The landmark Diabetes Prevention Program (DPP) demonstrated that intensive lifestyle intervention in people with impaired glucose tolerance (IGT) could reduce the incidence of type 2 diabetes (Knowler, Barrett-Connor et al. 2002). These findings were consistent, regardless of ethnicity, age, body mass index (BMI), gender (Knowler, Barrett-Connor et al. 2002). However, the DPP lacks a specific focus on new mothers with a recent history of gestational diabetes despite their documented high risk for developing Type 2 diabetes. Although there are recommendations that all women with gestational diabetes mellitus (GDM) receive postpartum testing for diabetes and type 2 diabetes risk reduction, study findings suggest that women with a recent history of GDM may be unaware of their risk for future diabetes, and also do not take steps to reduce their risks (Kim et al., 2007). The postpartum period is also a time when many changes occur in a woman's life, with competing responsibilities often altering sleep patterns, work schedules, eating patterns, exercise regularity, and time allocation (Walker, 1999; Swan et al., 2007). New mothers may have difficulties engaging in healthy lifestyle programs because of lack of time and energy, and because of competing work and family demands, including child care (Swan, Kilmartin, and Liaw, 2007).

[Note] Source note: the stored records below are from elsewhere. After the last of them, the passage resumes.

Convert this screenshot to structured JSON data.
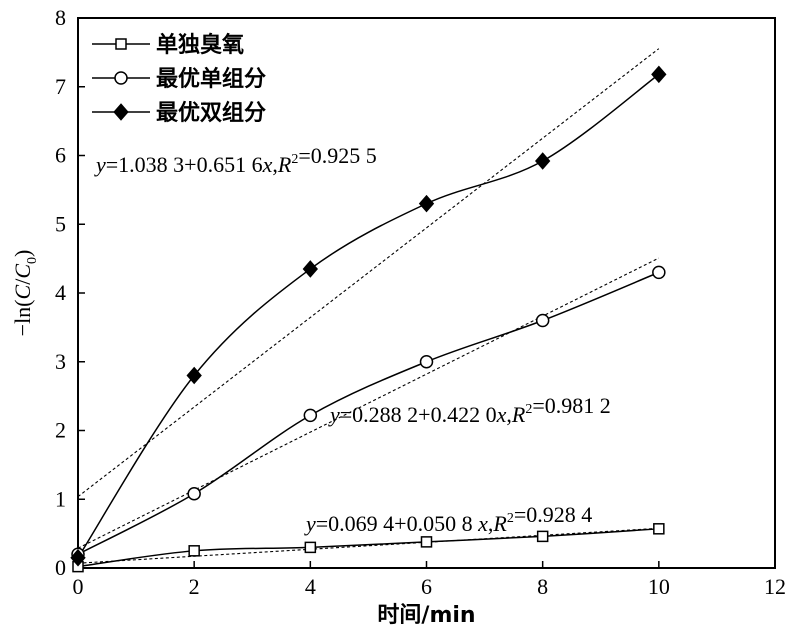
{
  "chart_data": {
    "type": "scatter",
    "xlabel": "时间/min",
    "ylabel": "−ln(C/C0)",
    "xlim": [
      0,
      12
    ],
    "ylim": [
      0,
      8
    ],
    "xticks": [
      0,
      2,
      4,
      6,
      8,
      10,
      12
    ],
    "yticks": [
      0,
      1,
      2,
      3,
      4,
      5,
      6,
      7,
      8
    ],
    "grid": false,
    "legend_position": "top-left",
    "x": [
      0,
      2,
      4,
      6,
      8,
      10
    ],
    "series": [
      {
        "name": "单独臭氧",
        "marker": "open-square",
        "values": [
          0.02,
          0.25,
          0.3,
          0.38,
          0.46,
          0.57
        ],
        "fit": {
          "intercept": 0.0694,
          "slope": 0.0508,
          "equation": "y=0.069 4+0.050 8 x,R²=0.928 4"
        }
      },
      {
        "name": "最优单组分",
        "marker": "open-circle",
        "values": [
          0.2,
          1.08,
          2.22,
          3.0,
          3.6,
          4.3
        ],
        "fit": {
          "intercept": 0.2882,
          "slope": 0.422,
          "equation": "y=0.288 2+0.422 0x,R²=0.981 2"
        }
      },
      {
        "name": "最优双组分",
        "marker": "filled-diamond",
        "values": [
          0.15,
          2.8,
          4.35,
          5.3,
          5.92,
          7.18
        ],
        "fit": {
          "intercept": 1.0383,
          "slope": 0.6516,
          "equation": "y=1.038 3+0.651 6x,R²=0.925 5"
        }
      }
    ]
  }
}
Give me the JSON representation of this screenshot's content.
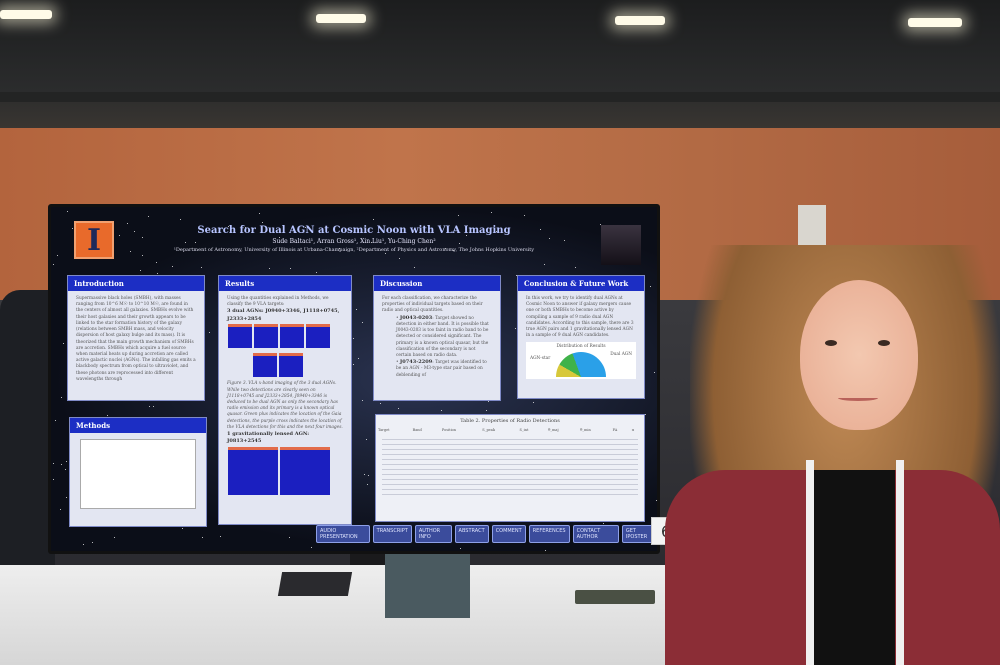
{
  "poster": {
    "logo": "I",
    "title": "Search for Dual AGN at Cosmic Noon with VLA Imaging",
    "authors": "Sude Baltaci¹, Arran Gross¹, Xin Liu¹, Yu-Ching Chen²",
    "affiliations": "¹Department of Astronomy, University of Illinois at Urbana-Champaign, ²Department of Physics and Astronomy, The Johns Hopkins University",
    "introduction": {
      "heading": "Introduction",
      "text": "Supermassive black holes (SMBH), with masses ranging from 10^6 M☉ to 10^10 M☉, are found in the centers of almost all galaxies. SMBHs evolve with their host galaxies and their growth appears to be linked to the star formation history of the galaxy (relations between SMBH mass, and velocity dispersion of host galaxy bulge and its mass). It is theorized that the main growth mechanism of SMBHs are accretion. SMBHs which acquire a fuel source when material heats up during accretion are called active galactic nuclei (AGNs). The infalling gas emits a blackbody spectrum from optical to ultraviolet, and these photons are reprocessed into different wavelengths through"
    },
    "methods": {
      "heading": "Methods"
    },
    "results": {
      "heading": "Results",
      "intro": "Using the quantities explained in Methods, we classify the 9 VLA targets:",
      "dual_heading": "3 dual AGNs: J0940+3346, J1118+0745, J2333+2854",
      "caption": "Figure 3. VLA x-band imaging of the 3 dual AGNs. While two detections are clearly seen on J1118+0745 and J2333+2854, J0940+3346 is deduced to be dual AGN as only the secondary has radio emission and its primary is a known optical quasar. Green plus indicates the location of the Gaia detections, the purple cross indicates the location of the VLA detections for this and the next four images.",
      "lensed_heading": "1 gravitationally lensed AGN: J0813+2545"
    },
    "discussion": {
      "heading": "Discussion",
      "intro": "For each classification, we characterize the properties of individual targets based on their radio and optical quantities.",
      "items": [
        {
          "name": "J0043-0203",
          "text": ": Target showed no detection in either band. It is possible that J0043-0203 is too faint in radio band to be detected or considered significant. The primary is a known optical quasar, but the classification of the secondary is not certain based on radio data."
        },
        {
          "name": "J0743-2209",
          "text": ": Target was identified to be an AGN - M3-type star pair based on deblending of"
        }
      ]
    },
    "conclusion": {
      "heading": "Conclusion & Future Work",
      "text": "In this work, we try to identify dual AGNs at Cosmic Noon to answer if galaxy mergers cause one or both SMBHs to become active by compiling a sample of 9 radio dual AGN candidates. According to this sample, there are 3 true AGN pairs and 1 gravitationally lensed AGN in a sample of 9 dual AGN candidates.",
      "chart_title": "Distribution of Results",
      "chart_labels": [
        "AGN-star",
        "Dual AGN"
      ],
      "chart_colors": [
        "#d7c83a",
        "#3fb24a",
        "#2aa0e8"
      ]
    },
    "table": {
      "caption": "Table 2. Properties of Radio Detections",
      "headers": [
        "Target",
        "Band",
        "Position",
        "S_peak",
        "S_int",
        "θ_maj",
        "θ_min",
        "PA",
        "α"
      ]
    },
    "buttons": [
      "AUDIO PRESENTATION",
      "TRANSCRIPT",
      "AUTHOR INFO",
      "ABSTRACT",
      "COMMENT",
      "REFERENCES",
      "CONTACT AUTHOR",
      "GET IPOSTER"
    ],
    "accent_color": "#1c2ec4"
  },
  "booth_number": "62"
}
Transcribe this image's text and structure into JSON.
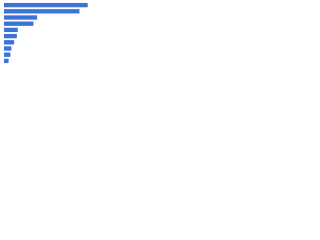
{
  "chart_data": {
    "type": "bar",
    "orientation": "horizontal",
    "categories": [
      null,
      null,
      null,
      null,
      null,
      null,
      null,
      null,
      null,
      null
    ],
    "values": [
      91,
      82,
      36,
      32,
      15,
      14,
      11,
      8,
      7,
      5
    ],
    "color": "#3b73d9",
    "xlim": [
      0,
      100
    ]
  }
}
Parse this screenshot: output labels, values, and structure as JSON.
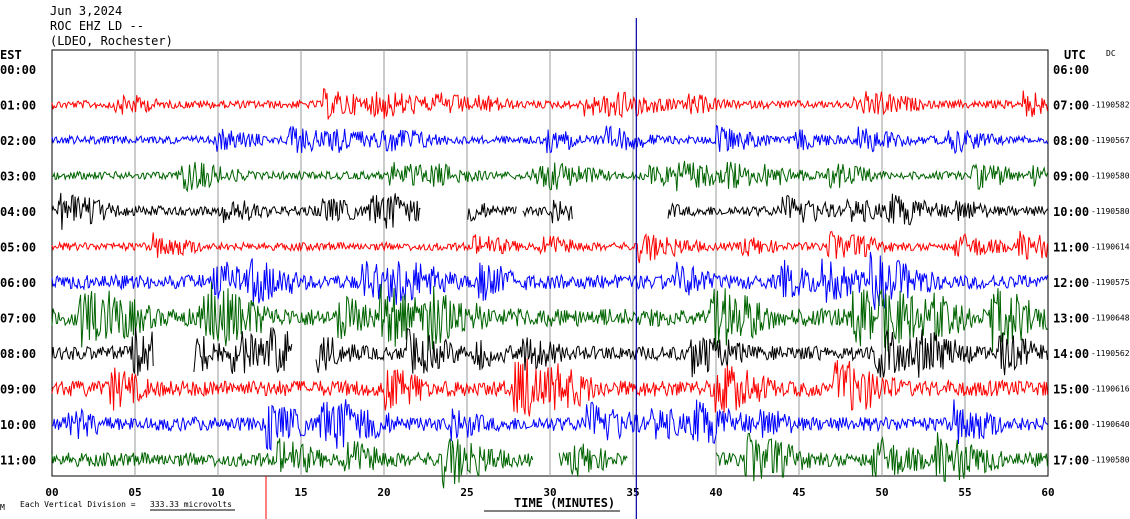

Modeled around the barriers identified in literature and gleaned from the focus groups and informant interviews of the preliminary study (2009p-000042), we have created a lifestyle/behavioral intervention that utilizes a modified DPP.

Registry
clinicaltrials.gov
Start Date
November 2009
End Date
September 2012
Last Updated
13 years ago
Study Type
Interventional
Study Design
Parallel
Sex
Female

Investigators

Responsible Party
Principal Investigator
Principal Investigator

Ellen W. Seely

Ellen W. Seely, MD

Brigham and Women's Hospital

Eligibility Criteria

Inclusion Criteria

  • Healthy female with a diagnosis of gestational diabetes mellitus (GDM) by Carpenter-Coustan criteria (see below) in most recent singleton or twin pregnancy (Carpenter \& Coustan, 1982)
  • Women with a glucose value \>200 mg/dL after a 50-g glucose challenge test at \>12 weeks' gestation will also be included
  • 18-45 years old
  • No personal history of Type 1 or 2 diabetes
  • Pre-pregnancy body mass index between 18 and 40 kg/m2
  • Six weeks postpartum body mass index between 25 and 50 kg/m2
  • Capable of providing informed consent

Exclusion Criteria

  • Pre-pregnancy diagnosis of diabetes (type 1, 2, or a secondary form of diabetes)
  • Pre-pregnancy body mass index \<18 kg/m2 (underweight) or \>40 kg/m2 (morbidly obese)
  • Current pregnancy
  • Six weeks postpartum body mass index \<25 kg/m2 or \>50 kg/m2
  • Excessive alcohol intake defined as \>1 beverage per night or past history of alcohol abuse (within the previous 5 years)
  • Current or past recreational drug use (within the previous 5 years)
  • Diagnosis of diseases associated with glucose metabolism
  • Taking certain prescription medication including glucocorticoids, atypical antipsychotics associated with weight gain (such as respirdal(respiradone), clozapine (klozaril), olanzapine (zyprexa), quetiapine (seroquel), etc.) or weight loss medications including prescription, non-prescription or herbal medications
  • Personal history of breast cancer or any other type of cancer other than a basal cell skin cancer
  • Personal history of cardiovascular disease (coronary artery disease, congestive heart failure, valvular heart disease, stroke, transient ischemic attack, or intermittent claudication), kidney disease, liver disease, venous or arterial thromboembolic disease, adrenal insufficiency, depression requiring hospitalization within the past 6 months, or non-pregnancy related illness requiring overnight hospitalization in the past 6 months

Outcomes

Primary Outcomes

Postpartum weight loss

Time Frame: 12 months after delivery

Postpartum weight loss for all subjects will be assessed.